Через квадрат оконного стекла в маленьком городке где-то в Нормандии или на венгерской равнине под взглядом медленно начинает фиксироваться мир, отпечатываться на лице, давить на положение тела, лепить его жесты и порождать тот телесный разлад, что зовется душой: сокровенное расхождение между двумя ожиданиями – ожиданием того же, привыканием к повторению, и ожиданием неведомого, пути, ведущего к какой-то другой жизни. С другой стороны от окна имеются замкнутые места, где тела и души сосуществуют, где встречаются, не обращают друг на друга внимания, собираются вместе или противостоят друг другу эти крохотные монады, состоящие из укоренившихся поступков и упрямых грез, – среди стаканов, которые обманывают скуку и ее закрепляют, песен, которые тешат, говоря, что все кончено, мелодий аккордеона, которые печалят, доводя до безумия, слов, которые сулят Эльдорадо и дают понять, что лгут, его обещая. Все это, собственно говоря, не имеет ни начала ни конца, просто окна, через которые проникает мир, двери, через которые входят и выходят персонажи, столики, за которыми они собираются, перегородки, которые их разделяют, оконные стекла, сквозь которые они видят друг друга, неоновые огни, которые их освещают, зеркала, которые их отражают, очаги, в которых пляшет свет… Континуум, в чьих недрах события материального мира становятся аффектами, замыкаются в безмолвных лицах или циркулируют в словах.
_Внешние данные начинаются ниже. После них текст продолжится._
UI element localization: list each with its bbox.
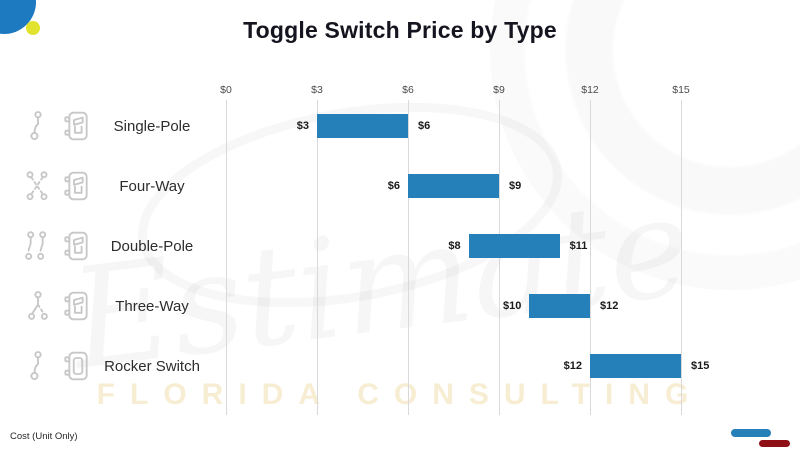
range-bar: [408, 174, 499, 198]
toggle-switch-icon: [64, 291, 88, 321]
logo-blue-bar: [731, 429, 771, 437]
bar-row: $8 $11: [226, 234, 681, 258]
toggle-switch-icon: [64, 171, 88, 201]
page-title: Toggle Switch Price by Type: [243, 17, 557, 43]
category-row: Single-Pole: [22, 106, 206, 146]
x-axis-tick: $12: [581, 84, 599, 96]
axis-unit-note: Cost (Unit Only): [10, 431, 78, 442]
single-pole-circuit-icon: [30, 111, 42, 141]
logo-red-bar: [759, 440, 790, 447]
bar-end-value: $9: [509, 180, 522, 192]
bar-row: $6 $9: [226, 174, 681, 198]
bar-start-value: $3: [296, 120, 309, 132]
double-pole-circuit-icon: [25, 231, 47, 260]
category-row: Double-Pole: [22, 226, 206, 266]
range-bar: [529, 294, 590, 318]
toggle-switch-icon: [64, 111, 88, 141]
category-label: Rocker Switch: [104, 357, 200, 375]
bar-end-value: $15: [691, 360, 710, 372]
category-row: Three-Way: [22, 286, 206, 326]
bar-row: $3 $6: [226, 114, 681, 138]
bar-end-value: $12: [600, 300, 619, 312]
x-axis-tick: $3: [311, 84, 323, 96]
x-axis-tick: $6: [402, 84, 414, 96]
four-way-circuit-icon: [26, 171, 48, 201]
x-axis-tick: $0: [220, 84, 232, 96]
x-axis-tick: $9: [493, 84, 505, 96]
bar-start-value: $8: [448, 240, 461, 252]
range-bar: [590, 354, 681, 378]
bar-row: $10 $12: [226, 294, 681, 318]
bar-row: $12 $15: [226, 354, 709, 378]
bar-end-value: $11: [569, 240, 588, 252]
category-label: Four-Way: [119, 177, 185, 195]
x-axis-tick: $15: [672, 84, 690, 96]
rocker-switch-icon: [64, 351, 88, 381]
rocker-circuit-icon: [30, 351, 42, 381]
range-bar: [317, 114, 408, 138]
bar-end-value: $6: [418, 120, 431, 132]
category-row: Four-Way: [22, 166, 206, 206]
gridline: [317, 100, 318, 415]
corner-yellow-circle: [26, 21, 40, 35]
gridline: [408, 100, 409, 415]
gridline: [590, 100, 591, 415]
category-row: Rocker Switch: [22, 346, 206, 386]
three-way-circuit-icon: [28, 291, 48, 320]
toggle-switch-icon: [64, 231, 88, 261]
bar-start-value: $12: [563, 360, 582, 372]
bar-start-value: $10: [502, 300, 522, 312]
category-label: Single-Pole: [113, 117, 191, 135]
range-bar-chart: $0 $3 $6 $9 $12 $15 $3 $6 $6 $9 $8 $11 $…: [220, 84, 709, 415]
gridline: [681, 100, 682, 415]
gridline: [226, 100, 227, 415]
range-bar: [468, 234, 560, 258]
category-label: Three-Way: [115, 297, 189, 315]
category-label: Double-Pole: [110, 237, 194, 255]
bar-start-value: $6: [387, 180, 400, 192]
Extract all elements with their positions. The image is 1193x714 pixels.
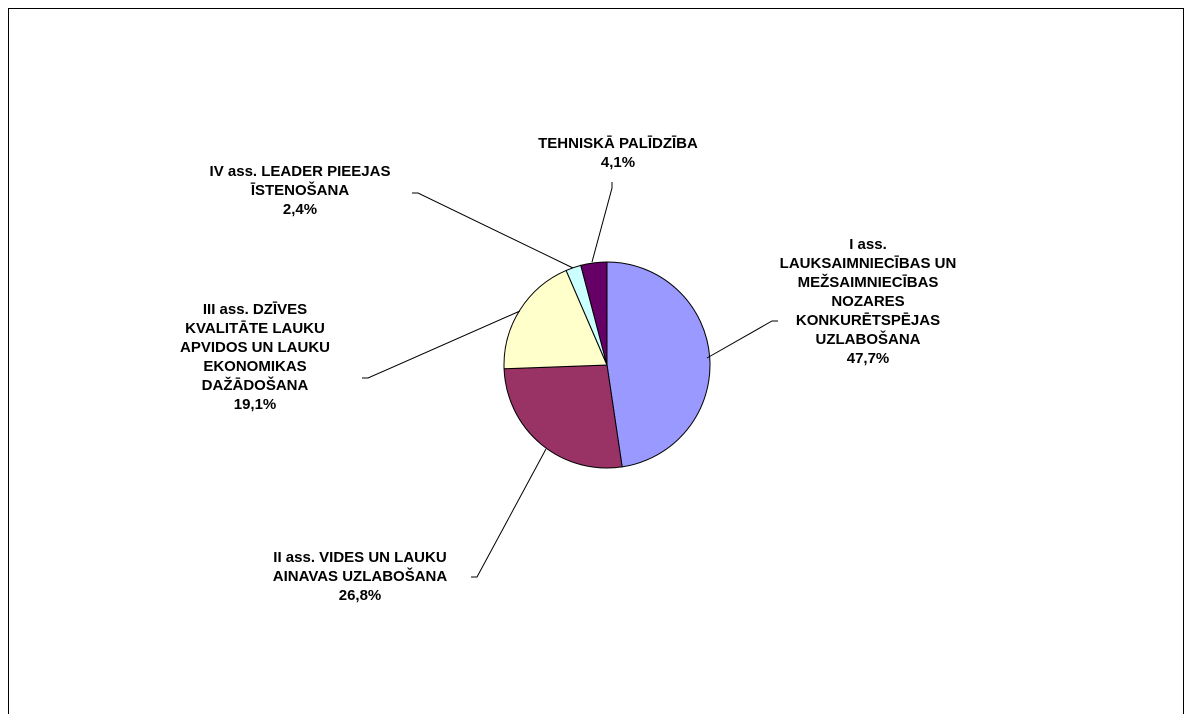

Первой места́ такого рода придумала литература, придумывая самоё себя, открывая, что время фраз и глав способно на куда большее, чем просто отмерять шаг за шагом этапы, по которым индивиды достигают своих целей, как то: обрести богатство, покорить женщину, убить соперника, захватить власть. Оказалось возможным воссоздать во всей ее плотности крупицу того, что составляет саму ткань их жизни: то, как пространство становится в них временем, вещи – прочувствованными эмоциями, мысли – бездеятельностью или поступками. У литературы в этой задаче имелось двойное преимущество. С одной стороны, она не должна была подвергать изображаемое испытанию взглядом; с другой – могла преодолеть барьер взгляда, сказать нам, как персонаж за оконным проемом воспринимает то, что доходит через окно, и как это влияет на его жизнь. Она могла писать фразы вроде «ей казалось, что ей подают на тарелке всю горечь существования»[25], в которой читатель тем более чувствует горечь, что ему не обязательно видеть тарелку. Но в кино имеется тарелка и отсутствует горечь. И когда мир проходит через окно, наступает момент, когда надо выбрать: остановить движение мира, взглянув с обратной точки на лицо того, кто смотрит, и тогда ему надо будет придать выражение, передающее его чувства, – или продолжать движение ценой того, что смотрящий останется всего-навсего черной массой, загораживающей мир, вместо того чтобы его отражать. Не существует сознания, в котором бы зримо уплотнялся мир. И кинорежиссер здесь не для того, чтобы самому стать центром, упорядочить видимое и его смысл. Для Белы Тарра нет другого выбора, кроме как обогнуть загораживающую план черную массу, уйти от нее, совершив обход стен и предметов в жилище, выждать, подкарауливая момент, когда персонаж начнет подниматься, выйдет из дома, окажется соглядатаем на улице, под дождем или на ветру, просителем за дверью, слушателем за стойкой или за столиком в кафе, момент, когда его слова отзовутся в пространстве вместе с тиканьем часов, стуком бильярдных шаров и мелодиями аккордеона.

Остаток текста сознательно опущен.